My AI Toolkit (Dec 2025)
A few years ago, the "AI toolkit" conversation was mostly about which single chatbot you were subscribed to. Today, it’s becoming more and more like building a specialized team. I’ve found that trying to force one tool to do everything—write code, design architecture, and deep-dive research—is a recipe for frustration.
I’ve been refining my own stack lately, mostly because I’m trying to reduce the friction between "having an idea" and "shipping the thing." (As I’ve written about before, my brain loves to find reasons to fret and stall; good tools remove those excuses.) Here is the current snapshot of my AI toolkit and, more importantly, how I’m using each piece to actually get work done.
The Engineer: Claude Code + Opus 4.5 For pure full-stack and AI engineering work, this is my daily driver. I’ve shifted almost entirely to Claude Code backed by Opus 4.5. There is a specific texture to the way Opus 4.5 handles complex engineering context that I haven’t found elsewhere. It doesn’t just autocomplete; it understands the intent of the architecture. When I’m in the weeds of a React component or debugging a Python backend, I don't want a "chat." I want a co-engineer who has read the documentation I was too lazy to read. Opus 4.5 seems to have that level of context retention that makes the "coding partner" metaphor finally feel real.
The Strategist: Gemini Pro While Claude handles the code, I’ve found myself using Gemini Pro more and more for the "30,000-foot view" tasks. Strategy documents, high-level architecture planning, and especially generating graphics—this is where Gemini shines. There is a fluidity to its reasoning capabilities that works incredibly well for structured thinking. If I need to turn a messy brain-dump into a coherent strategy doc or visualize a data flow, Gemini Pro is the first tab I open. It feels less like a code-generator and more like a clever PM who helps me organize my chaotic thoughts into something shippable.

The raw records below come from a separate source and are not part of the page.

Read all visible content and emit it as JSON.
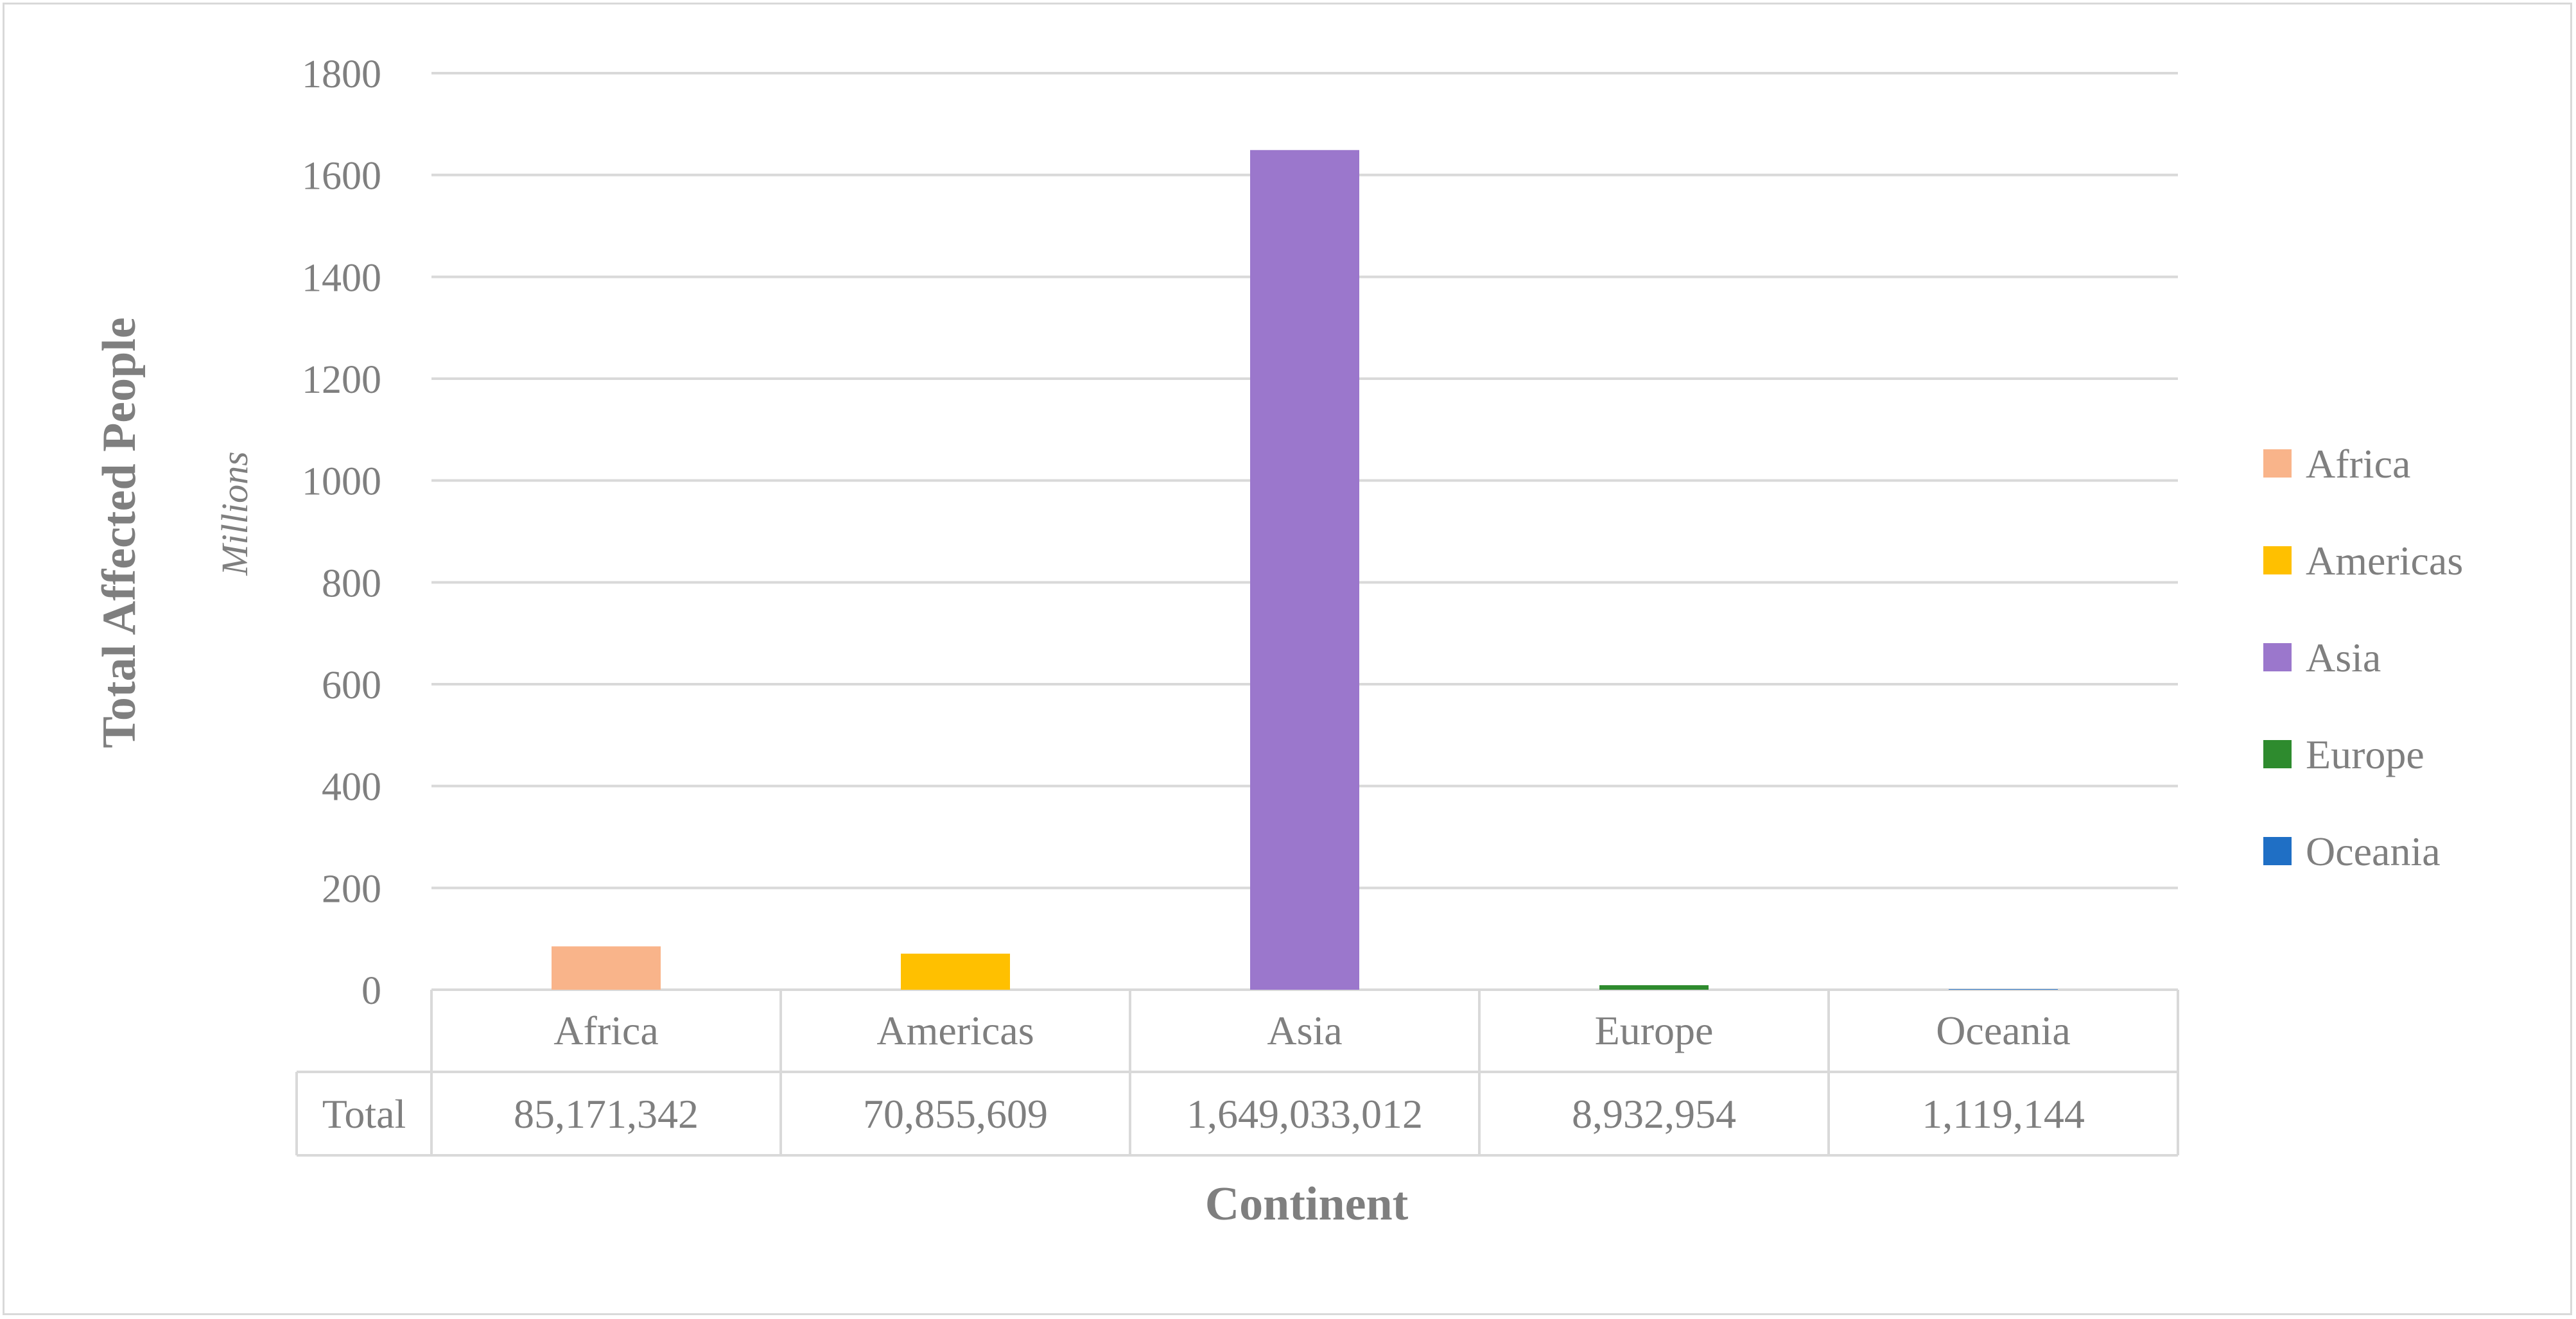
{
  "chart_data": {
    "type": "bar",
    "categories": [
      "Africa",
      "Americas",
      "Asia",
      "Europe",
      "Oceania"
    ],
    "values": [
      85171342,
      70855609,
      1649033012,
      8932954,
      1119144
    ],
    "colors": [
      "#f9b48a",
      "#ffc000",
      "#9b77cc",
      "#2e8b2e",
      "#1f6fc5"
    ],
    "ylim": [
      0,
      1800
    ],
    "yticks": [
      0,
      200,
      400,
      600,
      800,
      1000,
      1200,
      1400,
      1600,
      1800
    ],
    "y_unit_label": "Millions",
    "ylabel": "Total Affected People",
    "xlabel": "Continent",
    "grid": true,
    "legend_position": "right",
    "legend": [
      "Africa",
      "Americas",
      "Asia",
      "Europe",
      "Oceania"
    ],
    "data_table": {
      "row_label": "Total",
      "cells": [
        "85,171,342",
        "70,855,609",
        "1,649,033,012",
        "8,932,954",
        "1,119,144"
      ]
    }
  }
}
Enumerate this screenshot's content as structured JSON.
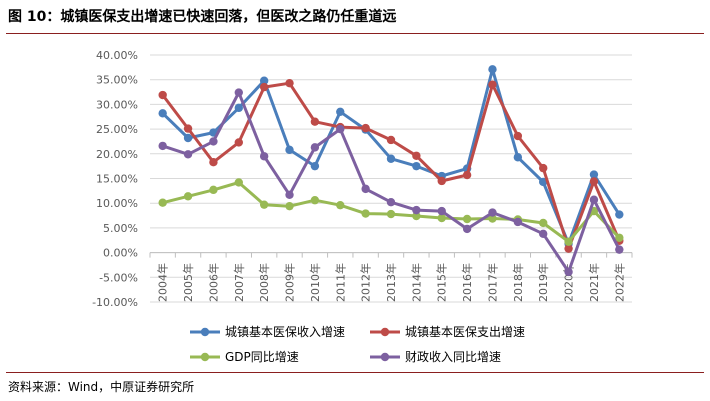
{
  "header": {
    "title": "图 10：城镇医保支出增速已快速回落，但医改之路仍任重道远"
  },
  "footer": {
    "source": "资料来源：Wind，中原证券研究所"
  },
  "chart_data": {
    "type": "line",
    "x": [
      "2004年",
      "2005年",
      "2006年",
      "2007年",
      "2008年",
      "2009年",
      "2010年",
      "2011年",
      "2012年",
      "2013年",
      "2014年",
      "2015年",
      "2016年",
      "2017年",
      "2018年",
      "2019年",
      "2020年",
      "2021年",
      "2022年"
    ],
    "yticks": [
      "40.00%",
      "35.00%",
      "30.00%",
      "25.00%",
      "20.00%",
      "15.00%",
      "10.00%",
      "5.00%",
      "0.00%",
      "-5.00%",
      "-10.00%"
    ],
    "ylim": [
      -10,
      40
    ],
    "grid": true,
    "legend_position": "bottom",
    "series": [
      {
        "name": "城镇基本医保收入增速",
        "color": "#4a7ebb",
        "values": [
          28.2,
          23.2,
          24.3,
          29.3,
          34.8,
          20.8,
          17.5,
          28.5,
          24.9,
          19.0,
          17.5,
          15.5,
          17.0,
          37.1,
          19.3,
          14.3,
          1.8,
          15.8,
          7.7
        ]
      },
      {
        "name": "城镇基本医保支出增速",
        "color": "#be4b48",
        "values": [
          31.9,
          25.1,
          18.3,
          22.3,
          33.5,
          34.3,
          26.5,
          25.4,
          25.2,
          22.8,
          19.6,
          14.5,
          15.7,
          34.0,
          23.6,
          17.1,
          0.8,
          14.4,
          2.4
        ]
      },
      {
        "name": "GDP同比增速",
        "color": "#98b954",
        "values": [
          10.1,
          11.4,
          12.7,
          14.2,
          9.7,
          9.4,
          10.6,
          9.6,
          7.9,
          7.8,
          7.4,
          7.0,
          6.8,
          6.9,
          6.7,
          6.0,
          2.2,
          8.4,
          3.0
        ]
      },
      {
        "name": "财政收入同比增速",
        "color": "#7d60a0",
        "values": [
          21.6,
          19.9,
          22.5,
          32.4,
          19.5,
          11.7,
          21.3,
          25.0,
          12.9,
          10.2,
          8.6,
          8.4,
          4.8,
          8.1,
          6.2,
          3.8,
          -3.9,
          10.7,
          0.6
        ]
      }
    ]
  }
}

The Researcher: ChatGPT 5.2 (Pro Mode) Old habits die hard, but for good reason. I still keep ChatGPT (running 5.2 in Pro mode) in the rotation, specifically for long-running research tasks. When I need to go down a rabbit hole—whether it’s understanding a new library ecosystem or researching a niche AI implementation—ChatGPT 5.2’s ability to maintain a thread over a long research session is unmatched. It’s my "deep dive" tool. It doesn't hallucinate the small details as often, and it seems to grasp nuance in research queries better than the others.
The Shift: Coding on the Go The most interesting shift lately isn't a new model, but a new workflow. Now that the Claude Code interface is fully available on the mobile app, I’m finding myself working in a new and different way. It used to be that if I had an idea while walking the dog or grabbing coffee, I’d have to hope I remembered the nuance by the time I got back to my keyboard. Or I’d need to open a notes app or voice dictation and just get it down. Now, I just pull out my phone and partner with the LLM right there. I can start ideating, review the architectural approach, or even debug a concept while I'm away from the desk. It’s not about replacing the desktop; it’s about continuity. By the time I actually sit down at my computer, the "blank page" phase is already over. I simply pick up the thread where we left off and keep moving.
The Bottom Line The goal of this toolkit isn't to have the most subscriptions; it's to lower the activation energy required to build things. • Claude/Opus builds the thing. • Gemini plans the thing. • ChatGPT researches the thing. It’s a fragmented workflow, sure, but right now, it’s the most effective way I’ve found to get out of my head and into the work.